ImageLo zio Luigi Occhipinti, che accolse il piccolo Giorgio a Messina e lo tenne con sé fino quasi al termine degli studi universitari, è considerato da La Pira come un suo secondo padre (…a voi particolarmente, caro zio, a cui mi legano vincoli di vero affetto filiale, io non posso cessare dall'augurarvi che ogni bene discenda nel vostro cuore: a sollievo dei vostri giorni ed a pegno di un avvenire sempre migliore…).
Alla grande gratitudine si lega il cruccio perché lo zio mantiene un atteggiamento ostile alla Chiesa e anche a quelle che considera le “esagerazioni” della fede del nipote; il quale, da parte sua non cessa di spronarlo a modificare queste posizioni.

 (…) Caro zio, vi prego di vedere la vostra vita da questo angolo visuale: di vedere così la ragione stessa per la quale mi chiamaste, ragazzo di dieci anni, a Messina (permettendomi così di inserirmi, studiando, nel corpo sociale e nel drammatico corso della storia del mondo!): di guardare da questo punto di vista la storia intiera della vostra attività insonne; del bene da voi fatto in tante direzioni e per tanti lunghi anni; della disinteressata generosità che ha contrassegnato la vostra vita intera. 

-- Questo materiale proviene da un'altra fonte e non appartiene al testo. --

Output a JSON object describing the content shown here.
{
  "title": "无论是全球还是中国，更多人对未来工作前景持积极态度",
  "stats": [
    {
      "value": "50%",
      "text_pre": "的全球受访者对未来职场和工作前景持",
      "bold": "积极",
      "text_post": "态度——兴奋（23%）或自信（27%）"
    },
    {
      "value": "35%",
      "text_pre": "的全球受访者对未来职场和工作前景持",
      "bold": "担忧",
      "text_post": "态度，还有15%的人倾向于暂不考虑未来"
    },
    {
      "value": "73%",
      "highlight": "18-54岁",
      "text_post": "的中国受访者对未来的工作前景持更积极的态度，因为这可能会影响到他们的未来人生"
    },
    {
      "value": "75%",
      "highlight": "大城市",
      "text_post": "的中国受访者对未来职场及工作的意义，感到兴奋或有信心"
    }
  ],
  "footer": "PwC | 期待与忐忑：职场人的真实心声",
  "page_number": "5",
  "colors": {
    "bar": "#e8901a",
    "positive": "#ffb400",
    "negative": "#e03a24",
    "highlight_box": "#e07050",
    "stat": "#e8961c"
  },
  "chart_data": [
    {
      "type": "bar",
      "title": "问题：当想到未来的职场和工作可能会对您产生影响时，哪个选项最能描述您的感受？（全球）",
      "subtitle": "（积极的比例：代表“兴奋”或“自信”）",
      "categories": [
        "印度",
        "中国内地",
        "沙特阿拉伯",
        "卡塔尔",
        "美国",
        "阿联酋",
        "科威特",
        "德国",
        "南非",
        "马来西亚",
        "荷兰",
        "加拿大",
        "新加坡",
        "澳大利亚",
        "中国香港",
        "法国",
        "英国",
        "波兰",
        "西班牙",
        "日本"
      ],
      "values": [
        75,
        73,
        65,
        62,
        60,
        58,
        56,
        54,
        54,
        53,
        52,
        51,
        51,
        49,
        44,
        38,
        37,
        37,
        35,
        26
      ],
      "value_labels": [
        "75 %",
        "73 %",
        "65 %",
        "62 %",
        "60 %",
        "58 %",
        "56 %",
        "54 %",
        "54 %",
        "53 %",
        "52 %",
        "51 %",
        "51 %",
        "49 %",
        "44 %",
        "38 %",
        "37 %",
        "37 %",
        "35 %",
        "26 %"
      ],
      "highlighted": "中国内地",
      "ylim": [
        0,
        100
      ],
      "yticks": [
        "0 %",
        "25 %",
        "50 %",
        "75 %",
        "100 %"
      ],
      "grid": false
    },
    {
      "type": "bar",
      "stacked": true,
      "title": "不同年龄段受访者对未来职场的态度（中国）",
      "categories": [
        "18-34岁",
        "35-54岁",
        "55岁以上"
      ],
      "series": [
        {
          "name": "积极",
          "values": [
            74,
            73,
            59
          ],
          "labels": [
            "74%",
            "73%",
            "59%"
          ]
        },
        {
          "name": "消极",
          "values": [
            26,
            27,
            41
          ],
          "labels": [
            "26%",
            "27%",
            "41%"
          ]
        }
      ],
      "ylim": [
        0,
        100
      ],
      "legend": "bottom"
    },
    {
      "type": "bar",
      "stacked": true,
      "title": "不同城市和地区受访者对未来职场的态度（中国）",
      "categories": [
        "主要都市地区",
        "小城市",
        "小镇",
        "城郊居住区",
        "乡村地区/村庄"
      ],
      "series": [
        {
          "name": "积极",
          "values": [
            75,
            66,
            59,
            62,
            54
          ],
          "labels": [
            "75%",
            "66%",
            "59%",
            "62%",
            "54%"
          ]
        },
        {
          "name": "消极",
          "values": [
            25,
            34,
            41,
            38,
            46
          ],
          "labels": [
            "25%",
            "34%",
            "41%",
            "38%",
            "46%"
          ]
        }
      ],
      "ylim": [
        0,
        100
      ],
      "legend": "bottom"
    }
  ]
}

(…) Il tempo del vostro «formale» reingresso nella Chiesa del Signore, nel corpo di Cristo cui appartenete pel battesimo che vi ha conferito, è venuto: reingresso di gioia, carico di tante testimonianze, avallato da .tanti frutti: è il Signore che vi chiama, con tutte queste «voci» che da ogni parte a voi si dirigono, ad entrare, felice, nella Sua cittadella: città di grazia, di pace, di amore, di speranza: prefigurazione ed anticipo della città eterna.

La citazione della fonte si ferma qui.